Les TGV sur les LGV : la Pompe à Electrons.

 

 

Parler de la consommation énergétique des TGV, et plus précisément de l’alimentation de ces trains à grande vitesse sur des Lignes à Grande Vitesse (LGV), peut relever d’une monographie scientifique.

 

Il n’est pas question ici d’aborder en détail cette thématique mais plutôt d’examiner, sur le plan français et plus localement Aquitain, la problématique de la production et de l’alimentation électrique des nouvelles LGV.

 

Ces voies à grande vitesse sont conçues pour recevoir des rames de TGV circulant à des vitesses proches de 300km/h. Des études sont en cours pour de nouvelles motrices[1] qui pourraient tenir des vitesses commerciales jusqu’à 350km/h.

Si le constructeur Alstom annonce fièrement que son AGV consommera 15% de moins que le TGV, tout ceci demande à être confirmé : par rapport à quelle motrice, à quelle vitesse, réduction exprimée en énergie/passager/km… ?

Pour certains le TGV reste plus énergivore que le train classique[1].
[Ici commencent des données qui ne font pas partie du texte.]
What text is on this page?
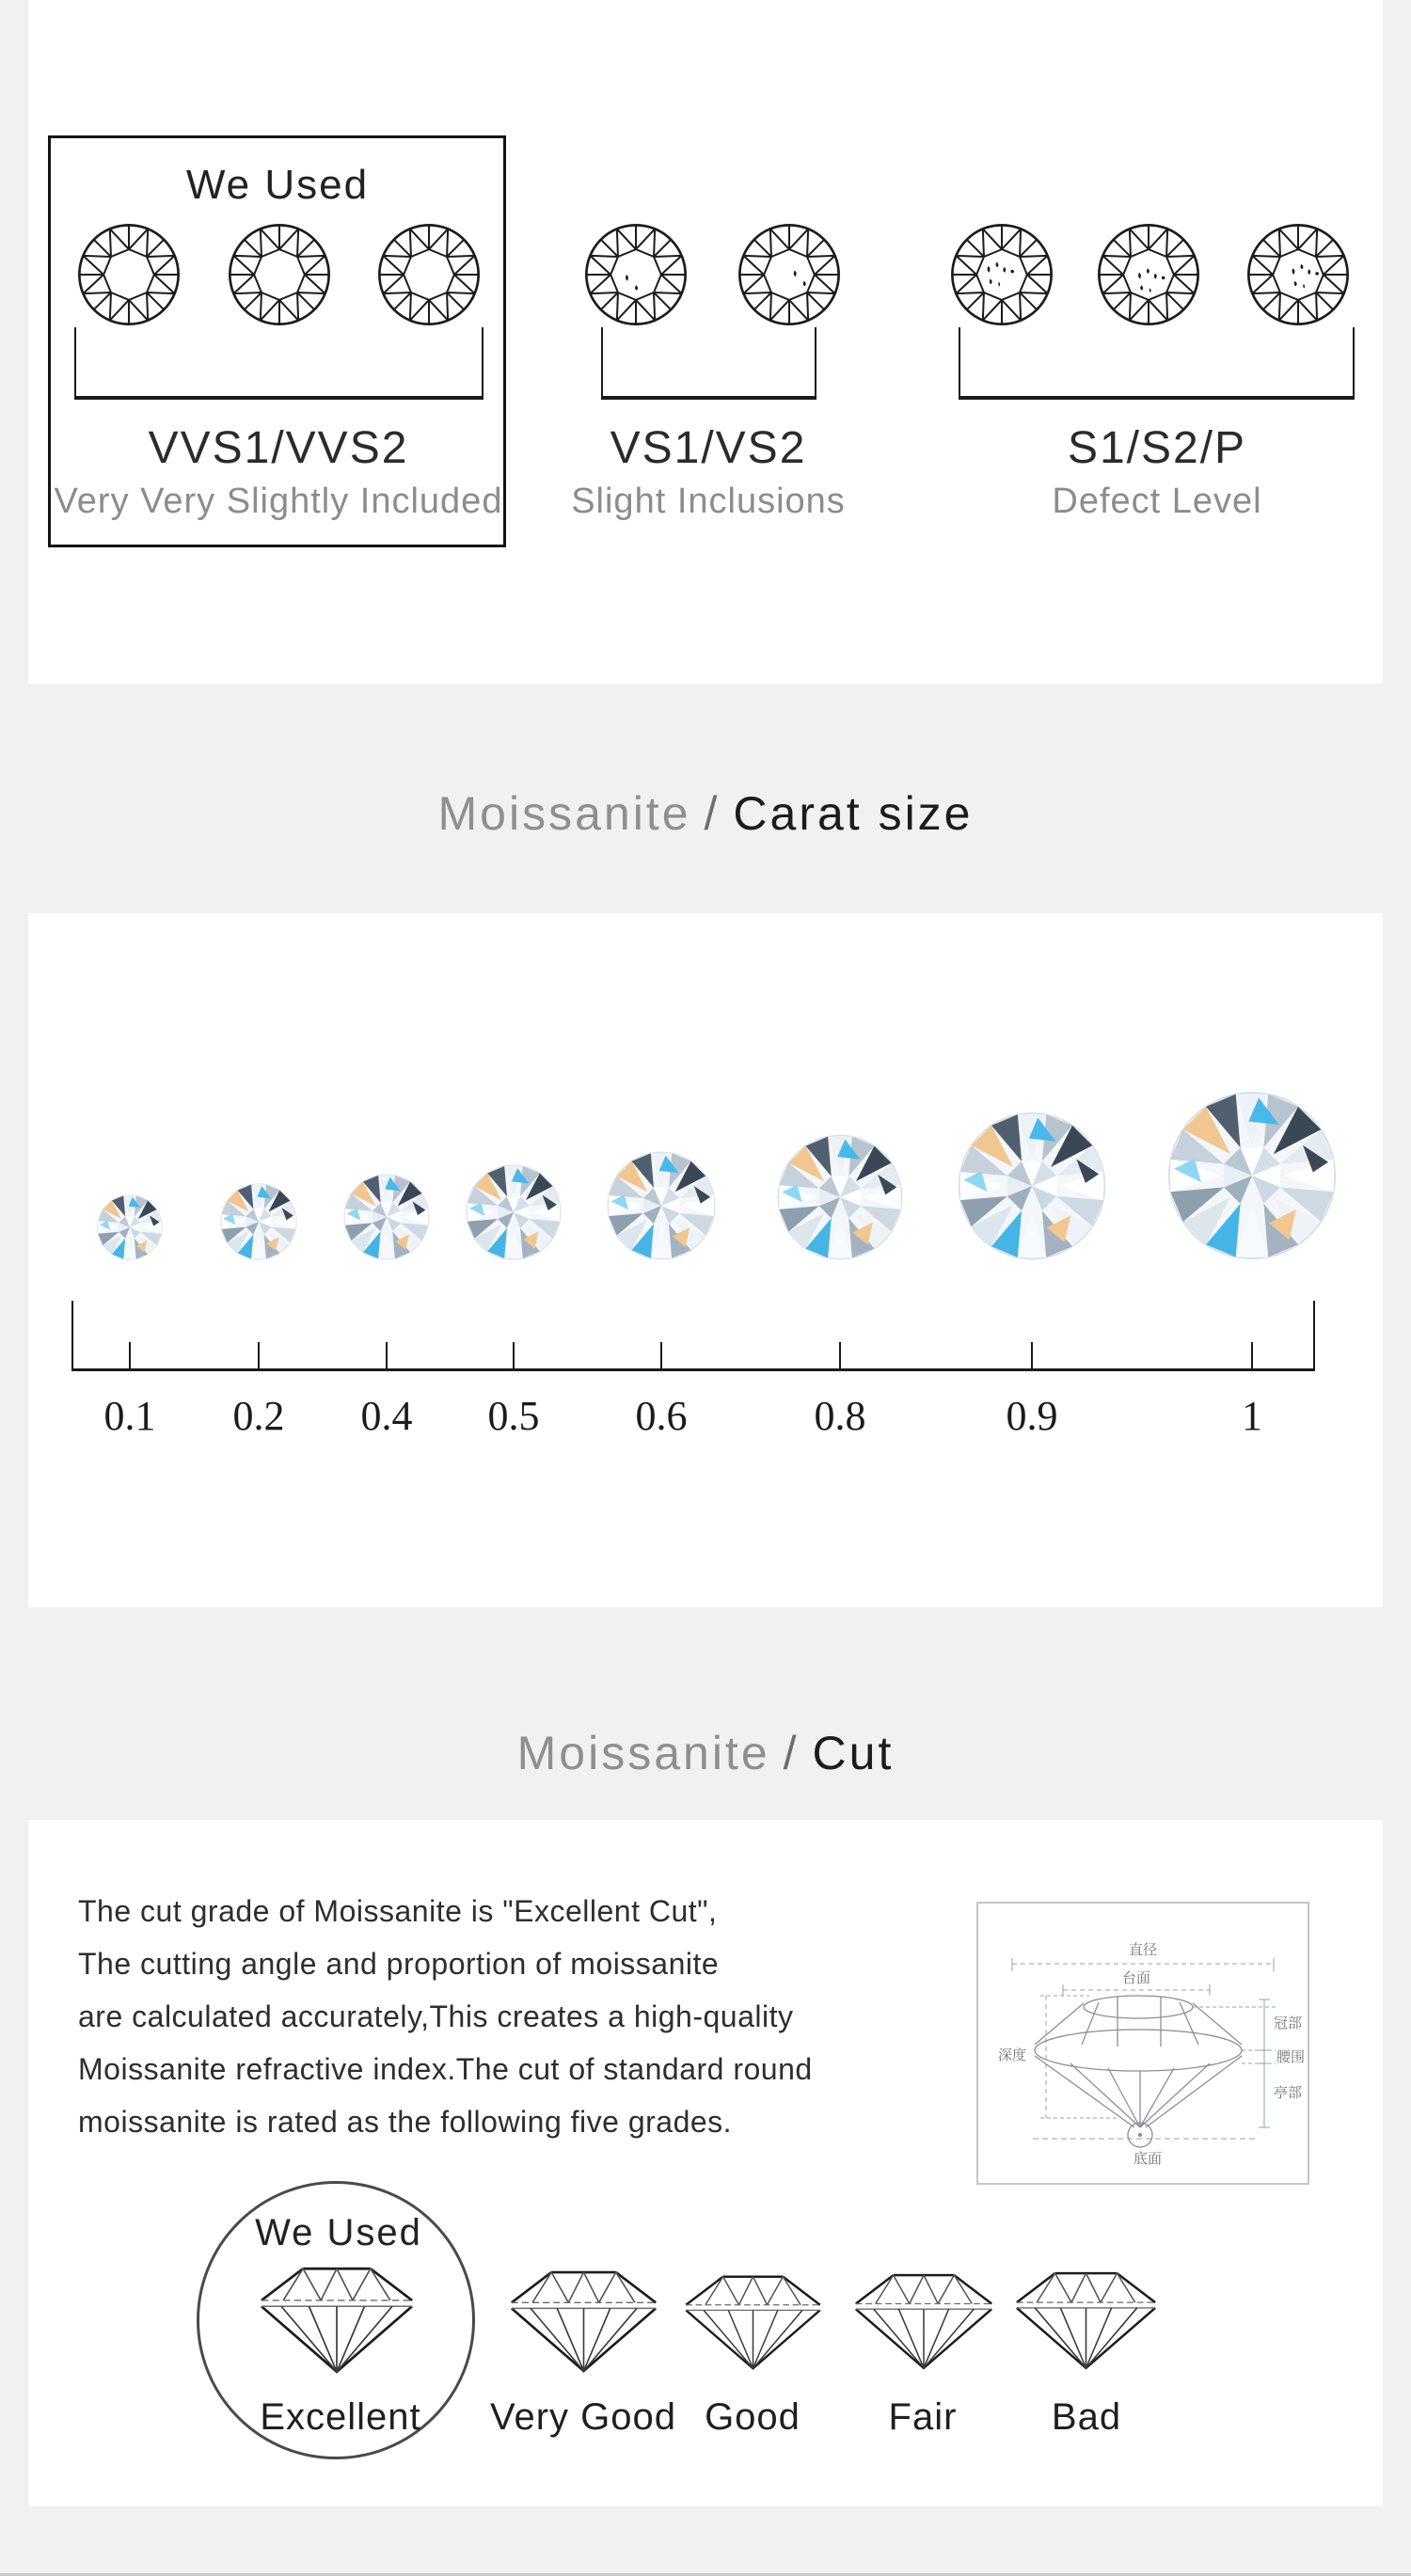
We Used
VVS1/VVS2
Very Very Slightly Included
VS1/VS2
Slight Inclusions
S1/S2/P
Defect Level
Moissanite / Carat size
0.1 0.2 0.4 0.5 0.6	0.8	0.9	1
Moissanite / Cut
The cut grade of Moissanite is "Excellent Cut",
The cutting angle and proportion of moissanite
are calculated accurately,This creates a high-quality
Moissanite refractive index.The cut of standard round
moissanite is rated as the following five grades.
直径
台面
深度
冠部
腰围
亭部
底面
We Used
Excellent Very Good Good Fair	Bad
Pour d’autres la consommation rapportée au passager/km d’un TGV est plus faible[2] qu’un train classique ou qu’une automobile.

L’équation générale reste que la grande vitesse est consommatrice d’énergie qui croît fortement (au carré ?) avec la vitesse[2].

 

Cette énergie provient de sous stations réparties le long des LGV (environ tous les 50-60 km) qui convertissent le courant électrique THT du réseau RTE (225 kV ou 400 kV) en courant continu (1500V) ou alternatif (2*25kV[3]).

Or la consommation électrique croissante en France depuis des décennies nécessite d’accroître la capacité du réseau RTE qui présente par ailleurs des faiblesses régionales en périodes de pointe (région Bretagne et PACA notamment).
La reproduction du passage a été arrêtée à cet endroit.